A Academia Digital para Pais foi desenvolvida numa cooperação com a Direção-Geral da Educação (DGE) tendo como público alvo famílias residentes nos Territórios Educativos de Intervenção Prioritária (TEIP), uma classificação que abrange 137 escolas em áreas caracterizadas por maiores dificuldades económicas e sociais.

“Perante as crescentes dificuldades trazidas pela pandemia, desenvolvemos esta iniciativa para dar um contributo estruturante: dotar as famílias de competênciasdigitais, simples, mas cada vez mais determinantes para o sucesso escolar e profissional. Com a Academia Digital para Pais, ajudamos a reduzir assimetrias no acesso à educação”, explica João Torres, Presidente do Conselho de Administração da EDP Distribuição.

Para a Direção-Geral da Educação, “o programa ‘Territórios Educativos de Intervenção Prioritária – TEIP’ tem como principais objetivos a melhoria do processo educativo, assim como a prevenção do abandono e do absentismo, garantindo a igualdade de oportunidades a todos os alunos no acesso a uma educação de qualidade.

As escolas TEIP adotam medidas diversificadas e adequadas ao contexto local, com a preocupação de envolver as famílias no acompanhamento do percurso escolar dos seus educandos.

A DGE, ao associar-se à EDP Distribuição, na promoção da “Academia Digital para Pais”, reconhece nesta iniciativa uma importante ferramenta não só para a capacitação digital das famílias, mas também para o seu envolvimento pleno no Plano de Transição Digital da Educação”, afirma o Diretor-Geral, José Vítor Pedroso.

Numa 1ª fase, que já se encontra a decorrer, as escolas têm de aderir ao projeto no site da Direção Geral da Educação até 18 de novembro. Numa 2ª fase que arranca a 27 de novembro, os encarregados de educação interessados devem formalizar a sua inscrição na escola aderente do seu educando. As sessões formativas têm início em
janeiro de 2021.

O objetivo é que em oito horas, repartidas por várias sessões diárias, os formandos consigam dominar o essencial da utilização de um computador e da internet para apoiar os filhos no acompanhamento das aulas ou na realização dos trabalhos de casa.

A frequência é gratuita e as sessões de formação serão de curta duração, em horário pós-laboral, de modo a facilitar a adesão dos pais ou encarregados de educação de alunos do 1º e 2º ciclo do Ensino Básico e serão ainda transmitidos conhecimentos básicos sobre como aceder a serviços públicos e privados através dos respetivos canais digitais, cada vez mais utilizados.
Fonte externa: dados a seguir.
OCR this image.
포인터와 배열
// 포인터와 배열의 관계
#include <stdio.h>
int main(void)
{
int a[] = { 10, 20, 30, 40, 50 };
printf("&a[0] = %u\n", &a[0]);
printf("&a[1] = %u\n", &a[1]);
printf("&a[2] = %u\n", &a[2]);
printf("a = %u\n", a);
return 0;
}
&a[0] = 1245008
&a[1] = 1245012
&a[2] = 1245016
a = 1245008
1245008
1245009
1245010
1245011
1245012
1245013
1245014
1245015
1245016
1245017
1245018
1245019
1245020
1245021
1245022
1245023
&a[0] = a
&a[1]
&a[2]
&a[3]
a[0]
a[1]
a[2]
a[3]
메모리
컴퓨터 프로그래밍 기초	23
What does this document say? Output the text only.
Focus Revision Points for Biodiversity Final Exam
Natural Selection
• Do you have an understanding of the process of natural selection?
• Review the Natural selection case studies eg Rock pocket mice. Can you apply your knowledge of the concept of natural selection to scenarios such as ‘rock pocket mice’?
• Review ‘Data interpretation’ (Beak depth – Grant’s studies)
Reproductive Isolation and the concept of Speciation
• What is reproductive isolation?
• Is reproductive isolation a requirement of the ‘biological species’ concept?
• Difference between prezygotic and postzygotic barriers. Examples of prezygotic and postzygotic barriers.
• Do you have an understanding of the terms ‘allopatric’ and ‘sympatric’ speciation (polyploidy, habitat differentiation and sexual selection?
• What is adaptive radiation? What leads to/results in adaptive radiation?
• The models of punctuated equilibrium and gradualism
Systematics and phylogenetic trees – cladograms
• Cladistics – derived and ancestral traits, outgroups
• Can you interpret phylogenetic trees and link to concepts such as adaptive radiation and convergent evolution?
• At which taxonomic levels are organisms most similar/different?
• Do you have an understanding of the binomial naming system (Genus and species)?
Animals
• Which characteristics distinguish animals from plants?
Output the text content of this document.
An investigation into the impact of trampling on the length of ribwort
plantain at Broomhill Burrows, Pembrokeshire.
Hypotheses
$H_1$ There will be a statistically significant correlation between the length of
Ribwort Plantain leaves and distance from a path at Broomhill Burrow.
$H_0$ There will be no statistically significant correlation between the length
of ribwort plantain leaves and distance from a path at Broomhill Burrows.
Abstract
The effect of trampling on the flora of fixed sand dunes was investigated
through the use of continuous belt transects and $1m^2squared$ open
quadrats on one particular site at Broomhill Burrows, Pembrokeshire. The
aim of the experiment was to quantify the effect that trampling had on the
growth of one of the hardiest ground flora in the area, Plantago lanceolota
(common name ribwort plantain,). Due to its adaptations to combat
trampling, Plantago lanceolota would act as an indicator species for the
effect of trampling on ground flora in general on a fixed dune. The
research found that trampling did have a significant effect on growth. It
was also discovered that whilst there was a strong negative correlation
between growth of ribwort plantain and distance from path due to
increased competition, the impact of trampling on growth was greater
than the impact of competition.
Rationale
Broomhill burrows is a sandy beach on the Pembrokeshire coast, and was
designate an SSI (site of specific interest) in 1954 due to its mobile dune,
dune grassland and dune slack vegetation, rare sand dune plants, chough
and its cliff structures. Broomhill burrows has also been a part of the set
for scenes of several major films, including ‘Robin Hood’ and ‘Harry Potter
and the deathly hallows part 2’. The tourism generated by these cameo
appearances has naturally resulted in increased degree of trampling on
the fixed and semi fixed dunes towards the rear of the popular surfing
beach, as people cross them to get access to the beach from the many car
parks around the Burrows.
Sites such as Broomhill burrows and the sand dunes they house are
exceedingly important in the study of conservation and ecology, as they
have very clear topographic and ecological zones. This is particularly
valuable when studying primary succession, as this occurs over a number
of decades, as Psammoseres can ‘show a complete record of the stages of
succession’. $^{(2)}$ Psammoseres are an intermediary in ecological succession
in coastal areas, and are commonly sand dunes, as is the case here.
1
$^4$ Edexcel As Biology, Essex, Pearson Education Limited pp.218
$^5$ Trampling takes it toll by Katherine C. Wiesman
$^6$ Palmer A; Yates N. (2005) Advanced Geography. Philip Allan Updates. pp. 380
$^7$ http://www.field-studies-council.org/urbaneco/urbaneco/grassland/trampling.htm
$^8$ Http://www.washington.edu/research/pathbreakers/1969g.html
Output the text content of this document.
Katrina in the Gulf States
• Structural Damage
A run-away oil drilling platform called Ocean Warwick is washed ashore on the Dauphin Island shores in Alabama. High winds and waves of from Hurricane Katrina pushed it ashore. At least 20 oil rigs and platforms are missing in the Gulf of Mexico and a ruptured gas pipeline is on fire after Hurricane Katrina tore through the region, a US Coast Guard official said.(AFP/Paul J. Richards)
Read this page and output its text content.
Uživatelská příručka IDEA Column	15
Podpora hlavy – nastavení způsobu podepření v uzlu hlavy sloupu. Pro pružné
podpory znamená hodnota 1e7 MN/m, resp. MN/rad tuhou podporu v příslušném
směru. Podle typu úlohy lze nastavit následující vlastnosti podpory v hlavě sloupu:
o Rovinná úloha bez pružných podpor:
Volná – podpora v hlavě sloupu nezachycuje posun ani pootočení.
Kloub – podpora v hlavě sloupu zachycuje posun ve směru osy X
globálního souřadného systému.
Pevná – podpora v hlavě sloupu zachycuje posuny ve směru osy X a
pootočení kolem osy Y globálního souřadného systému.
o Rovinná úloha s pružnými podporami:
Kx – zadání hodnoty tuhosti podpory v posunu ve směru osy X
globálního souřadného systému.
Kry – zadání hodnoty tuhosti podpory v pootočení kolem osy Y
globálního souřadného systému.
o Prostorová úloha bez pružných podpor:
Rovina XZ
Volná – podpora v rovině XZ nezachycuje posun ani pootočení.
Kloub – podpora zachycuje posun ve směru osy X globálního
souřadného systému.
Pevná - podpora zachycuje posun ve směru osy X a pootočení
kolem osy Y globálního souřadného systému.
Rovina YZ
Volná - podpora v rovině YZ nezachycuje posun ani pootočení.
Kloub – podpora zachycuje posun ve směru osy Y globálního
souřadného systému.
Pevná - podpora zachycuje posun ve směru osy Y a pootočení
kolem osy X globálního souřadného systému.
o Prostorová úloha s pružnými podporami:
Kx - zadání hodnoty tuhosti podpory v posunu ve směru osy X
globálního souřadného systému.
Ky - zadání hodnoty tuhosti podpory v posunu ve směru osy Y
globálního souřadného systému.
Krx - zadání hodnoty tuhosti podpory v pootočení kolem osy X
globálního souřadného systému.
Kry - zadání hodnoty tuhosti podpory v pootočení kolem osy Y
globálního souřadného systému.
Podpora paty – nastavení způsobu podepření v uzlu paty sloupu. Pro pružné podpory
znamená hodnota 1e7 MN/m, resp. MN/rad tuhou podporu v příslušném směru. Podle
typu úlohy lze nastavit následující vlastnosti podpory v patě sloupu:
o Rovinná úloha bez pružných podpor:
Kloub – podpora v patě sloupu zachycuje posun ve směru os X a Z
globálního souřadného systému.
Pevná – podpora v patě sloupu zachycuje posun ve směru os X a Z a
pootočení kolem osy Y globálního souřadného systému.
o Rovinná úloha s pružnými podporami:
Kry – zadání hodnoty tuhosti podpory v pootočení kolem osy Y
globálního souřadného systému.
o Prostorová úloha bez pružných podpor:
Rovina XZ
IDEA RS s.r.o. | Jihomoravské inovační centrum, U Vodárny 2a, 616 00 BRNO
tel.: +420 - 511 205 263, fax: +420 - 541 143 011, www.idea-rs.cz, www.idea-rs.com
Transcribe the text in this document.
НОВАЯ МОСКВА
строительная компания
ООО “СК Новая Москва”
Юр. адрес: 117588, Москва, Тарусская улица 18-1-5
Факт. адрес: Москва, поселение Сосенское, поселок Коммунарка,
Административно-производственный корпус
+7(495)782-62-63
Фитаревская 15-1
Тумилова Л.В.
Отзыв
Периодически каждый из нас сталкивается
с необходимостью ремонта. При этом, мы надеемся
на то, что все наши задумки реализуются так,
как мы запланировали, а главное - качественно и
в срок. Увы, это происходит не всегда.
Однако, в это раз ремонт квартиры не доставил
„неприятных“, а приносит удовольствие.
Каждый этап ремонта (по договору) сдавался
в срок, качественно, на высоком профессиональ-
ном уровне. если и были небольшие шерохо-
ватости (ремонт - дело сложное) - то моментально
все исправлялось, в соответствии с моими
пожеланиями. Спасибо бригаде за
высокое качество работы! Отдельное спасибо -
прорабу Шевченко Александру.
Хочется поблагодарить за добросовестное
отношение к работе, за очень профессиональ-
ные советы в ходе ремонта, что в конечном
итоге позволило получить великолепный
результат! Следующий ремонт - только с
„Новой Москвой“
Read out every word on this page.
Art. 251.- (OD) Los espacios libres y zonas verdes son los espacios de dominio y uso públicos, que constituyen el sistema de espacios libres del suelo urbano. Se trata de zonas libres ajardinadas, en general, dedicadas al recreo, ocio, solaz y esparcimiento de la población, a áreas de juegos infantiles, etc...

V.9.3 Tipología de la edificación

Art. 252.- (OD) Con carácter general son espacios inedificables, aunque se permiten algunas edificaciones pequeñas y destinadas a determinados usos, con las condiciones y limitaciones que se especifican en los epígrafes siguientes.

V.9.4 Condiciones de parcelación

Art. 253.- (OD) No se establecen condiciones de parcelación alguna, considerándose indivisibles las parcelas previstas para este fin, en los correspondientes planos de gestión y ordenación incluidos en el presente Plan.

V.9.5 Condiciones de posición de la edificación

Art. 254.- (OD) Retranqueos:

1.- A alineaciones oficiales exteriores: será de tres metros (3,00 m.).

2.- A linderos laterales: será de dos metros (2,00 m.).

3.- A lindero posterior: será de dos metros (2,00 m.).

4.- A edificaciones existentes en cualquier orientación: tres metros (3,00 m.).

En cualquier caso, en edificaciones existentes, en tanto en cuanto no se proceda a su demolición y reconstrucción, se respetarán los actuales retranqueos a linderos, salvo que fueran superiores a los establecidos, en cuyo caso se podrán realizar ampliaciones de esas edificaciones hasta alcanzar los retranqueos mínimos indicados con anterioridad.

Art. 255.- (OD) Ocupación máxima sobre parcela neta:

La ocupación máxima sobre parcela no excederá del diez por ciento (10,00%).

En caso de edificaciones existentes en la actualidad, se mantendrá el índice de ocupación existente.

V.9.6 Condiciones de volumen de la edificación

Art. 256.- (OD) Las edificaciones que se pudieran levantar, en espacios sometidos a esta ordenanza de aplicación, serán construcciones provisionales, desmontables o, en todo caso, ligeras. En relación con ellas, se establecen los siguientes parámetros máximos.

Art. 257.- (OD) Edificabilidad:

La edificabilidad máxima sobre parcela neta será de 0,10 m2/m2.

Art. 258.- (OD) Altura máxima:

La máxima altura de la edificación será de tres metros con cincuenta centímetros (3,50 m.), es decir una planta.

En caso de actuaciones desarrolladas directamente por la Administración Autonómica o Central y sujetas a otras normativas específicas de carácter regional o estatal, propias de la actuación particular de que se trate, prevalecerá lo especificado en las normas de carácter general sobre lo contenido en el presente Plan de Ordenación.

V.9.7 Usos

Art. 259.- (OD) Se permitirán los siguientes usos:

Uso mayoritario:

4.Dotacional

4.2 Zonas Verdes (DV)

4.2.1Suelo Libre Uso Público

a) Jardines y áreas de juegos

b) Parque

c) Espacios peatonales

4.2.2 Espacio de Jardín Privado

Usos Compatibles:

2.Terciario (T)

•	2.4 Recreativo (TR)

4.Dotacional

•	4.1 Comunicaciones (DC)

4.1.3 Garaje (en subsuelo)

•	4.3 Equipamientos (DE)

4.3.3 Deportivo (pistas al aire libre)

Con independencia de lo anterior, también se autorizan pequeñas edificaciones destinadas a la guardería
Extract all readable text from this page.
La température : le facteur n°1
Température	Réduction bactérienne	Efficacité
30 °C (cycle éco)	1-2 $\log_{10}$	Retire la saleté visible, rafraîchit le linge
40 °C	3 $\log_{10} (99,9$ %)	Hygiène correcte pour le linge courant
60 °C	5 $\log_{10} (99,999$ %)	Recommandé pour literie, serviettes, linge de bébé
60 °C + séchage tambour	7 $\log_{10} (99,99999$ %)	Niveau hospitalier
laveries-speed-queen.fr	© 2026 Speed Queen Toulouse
O número de formandos na sala será também limitado, de forma a que sejam sempre cumpridas todas as normas das autoridades competentes e a formação será feita de forma presencial, na escola aderente e com o cumprimento rigoroso de todas as normas de segurança devido à pandemia.

Material escolar e cabazes alimentares serão os prémio de participação a que os formandos terão direito.

As escolas aderentes mobilizam professores e jovens alunos que, em regime de voluntariado, assumirão o papel de formadores.

Sobretudo na atual situação de crise sanitária e económica, a Academia Digital para Pais assenta na convicção de que a cidadania digital é indispensável à inclusão social.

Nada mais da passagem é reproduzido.